Lucy, twice a grandmother, was still as highly strung as ever she’d been as a youngster.

‘Oh, Letty! It’s dreadful. My daughter’s husbands – if they’re called up. Them with young children too. And an air raid only a few moments ago.’

‘It must have been a false alarm,’ Letty told her, in control of herself. ‘Nothing happened. It was so quiet. You heard nothing?’

‘It doesn’t mean a thing!’ Lucy screeched. ‘We’re at war – anything could happen. We could be killed when we’re not looking!’

It took a while to soothe her, Jack audible in the background on the same quest, his quiet voice on the phone he’d wrested off Lucy deep with reassurance, talking to David long after Letty had gone back upstairs.

Chris left two weeks later, stopping off on the way to say goodbye to Eileen and go on from there to Cramwell in Lincolnshire. David and Letty waved him off, watching him carrying his suitcase, his back ramrod straight, his face full of anticipation.

Wiping away the tears that had been held back until he was out of sight, Letty went back inside to gather up the morning mail and open the gallery. Life had to go on.
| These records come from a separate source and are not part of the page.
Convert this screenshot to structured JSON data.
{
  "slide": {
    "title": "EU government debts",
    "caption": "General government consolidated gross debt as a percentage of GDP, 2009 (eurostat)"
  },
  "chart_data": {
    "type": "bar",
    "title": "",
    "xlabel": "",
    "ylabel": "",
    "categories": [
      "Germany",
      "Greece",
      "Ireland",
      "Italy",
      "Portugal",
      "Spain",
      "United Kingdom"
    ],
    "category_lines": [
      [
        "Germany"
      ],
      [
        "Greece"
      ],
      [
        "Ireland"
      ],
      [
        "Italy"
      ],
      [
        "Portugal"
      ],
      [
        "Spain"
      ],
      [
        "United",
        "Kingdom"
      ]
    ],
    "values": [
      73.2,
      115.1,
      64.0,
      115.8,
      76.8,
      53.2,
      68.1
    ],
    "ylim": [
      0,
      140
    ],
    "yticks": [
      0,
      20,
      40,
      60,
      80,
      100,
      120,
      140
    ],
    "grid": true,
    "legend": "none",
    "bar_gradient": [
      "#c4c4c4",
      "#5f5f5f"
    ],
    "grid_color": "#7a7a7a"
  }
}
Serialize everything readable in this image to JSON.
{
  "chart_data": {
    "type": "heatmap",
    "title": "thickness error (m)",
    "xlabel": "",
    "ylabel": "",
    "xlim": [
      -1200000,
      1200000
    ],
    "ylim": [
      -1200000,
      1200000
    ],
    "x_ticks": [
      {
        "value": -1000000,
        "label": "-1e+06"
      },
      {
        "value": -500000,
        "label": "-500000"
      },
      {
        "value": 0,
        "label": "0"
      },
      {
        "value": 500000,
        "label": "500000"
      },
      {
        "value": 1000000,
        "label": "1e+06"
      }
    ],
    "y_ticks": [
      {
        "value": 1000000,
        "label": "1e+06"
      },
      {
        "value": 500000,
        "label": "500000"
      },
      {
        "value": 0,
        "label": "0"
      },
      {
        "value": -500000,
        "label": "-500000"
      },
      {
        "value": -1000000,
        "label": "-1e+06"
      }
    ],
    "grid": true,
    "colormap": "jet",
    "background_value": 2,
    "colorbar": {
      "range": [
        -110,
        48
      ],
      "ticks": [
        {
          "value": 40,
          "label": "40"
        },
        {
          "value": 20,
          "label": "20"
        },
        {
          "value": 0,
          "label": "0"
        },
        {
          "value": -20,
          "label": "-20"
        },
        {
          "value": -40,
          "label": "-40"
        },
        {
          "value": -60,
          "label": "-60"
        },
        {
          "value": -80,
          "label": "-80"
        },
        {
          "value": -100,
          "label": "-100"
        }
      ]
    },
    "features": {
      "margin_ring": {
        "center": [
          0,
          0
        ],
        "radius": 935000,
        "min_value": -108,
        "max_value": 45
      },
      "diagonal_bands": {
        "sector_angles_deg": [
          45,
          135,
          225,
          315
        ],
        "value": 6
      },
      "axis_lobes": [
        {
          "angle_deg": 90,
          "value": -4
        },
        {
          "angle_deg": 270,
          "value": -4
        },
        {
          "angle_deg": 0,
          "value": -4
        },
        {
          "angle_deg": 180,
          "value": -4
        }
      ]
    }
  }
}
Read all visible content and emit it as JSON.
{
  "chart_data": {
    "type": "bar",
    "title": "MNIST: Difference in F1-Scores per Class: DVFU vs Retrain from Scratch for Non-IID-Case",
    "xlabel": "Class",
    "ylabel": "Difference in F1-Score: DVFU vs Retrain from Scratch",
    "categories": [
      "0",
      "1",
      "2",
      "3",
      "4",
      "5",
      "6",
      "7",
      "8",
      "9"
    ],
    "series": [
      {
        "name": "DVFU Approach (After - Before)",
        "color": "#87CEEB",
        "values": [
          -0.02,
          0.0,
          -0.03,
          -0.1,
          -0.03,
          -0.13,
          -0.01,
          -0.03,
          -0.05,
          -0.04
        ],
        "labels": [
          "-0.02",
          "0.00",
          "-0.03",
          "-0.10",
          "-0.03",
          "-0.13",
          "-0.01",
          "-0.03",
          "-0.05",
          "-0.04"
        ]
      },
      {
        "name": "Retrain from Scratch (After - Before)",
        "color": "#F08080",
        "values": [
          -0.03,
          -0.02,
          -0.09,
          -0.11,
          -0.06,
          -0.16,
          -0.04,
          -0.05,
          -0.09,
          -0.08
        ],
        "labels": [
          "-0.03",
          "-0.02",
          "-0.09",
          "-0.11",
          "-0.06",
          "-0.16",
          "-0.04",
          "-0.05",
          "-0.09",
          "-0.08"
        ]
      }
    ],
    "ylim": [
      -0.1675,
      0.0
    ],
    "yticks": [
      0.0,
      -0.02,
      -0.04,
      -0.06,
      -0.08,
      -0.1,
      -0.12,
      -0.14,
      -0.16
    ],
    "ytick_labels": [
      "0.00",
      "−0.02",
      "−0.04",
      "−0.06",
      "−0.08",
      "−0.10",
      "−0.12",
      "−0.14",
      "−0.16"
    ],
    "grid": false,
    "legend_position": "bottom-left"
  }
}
They couldn’t stop because a son was off to war.

Not that there’d be much trade this morning – people much too occupied thinking of themselves, hiding away their own treasures, to bother about buying more. In the office while David went on upstairs she sorted listlessly through the bills, invoices, brochures, and a few letters.
She stopped at the envelope with Garen, Polder & Stanway, Solicitors stamped across the top. Excitement gripped her. At last! She let the rest of the mail fall back on to the desk.

‘David! I think it’s come! This must be it!’

Without waiting for his reply, she raced up the stairs, burst into the sitting room where she knew he’d be, perhaps pouring himself a drink before leaving to pop into his office later or to the store.

He was sitting in the armchair. No, sprawling. His face, screwed up in pain, was a pasty grey, and perspiring. Groaning softly, eyes closed, he was rubbing one hand along his chest and shoulder, head limp against the chairback.

The envelope fell from Letty’s hand as she rushed forward.

‘Oh, God, David! What is it? What’s the matter?’

‘It’s terrible, the pain …’

‘Where?’

‘Everywhere.’

She hesitated no longer but threw herself at the phone and was dialling the exchange before she had even steadied herself. Frantic at the delay she waited to be put through to the hospital. And all the time she could hear David groaning. The sound went right through her.

It seemed wrong, the sun shining so brilliantly outside the green-curtained waiting room. It was hard to sit in one place for any length of time. Her mind a turmoil, Letty sat first on one chair, then another, went to the window to stare out, to the door in the hope of someone, anyone, coming to tell her what was happening.

She’d telephoned Lucy who had squealed as though it were her own husband stricken. She said she’d get Jack to phone back, blubbered a lot of sympathetic nonsense into the phone and rang off – most likely to indulge in a good cry. Jack had phoned back within ten minute from his print works just off Lea Bridge Road in Walthamstow, a large and thriving firm now.

‘I’ll be over straight away,’ he’d said. ‘You need someone with you.’ That was all. She’d returned to the waiting room feeling easier.

She knew she could depend on him. As tall and skinny as ever he’d been when she’d first known him, though now with a noticeable stoop, she would never have believed in those days he could become a rock for her sister to anchor her high-strung emotions to. And now Letty too needed him at this moment, such a floundering ship she had become. But he hadn’t arrived yet and she quaked with fear as she waited.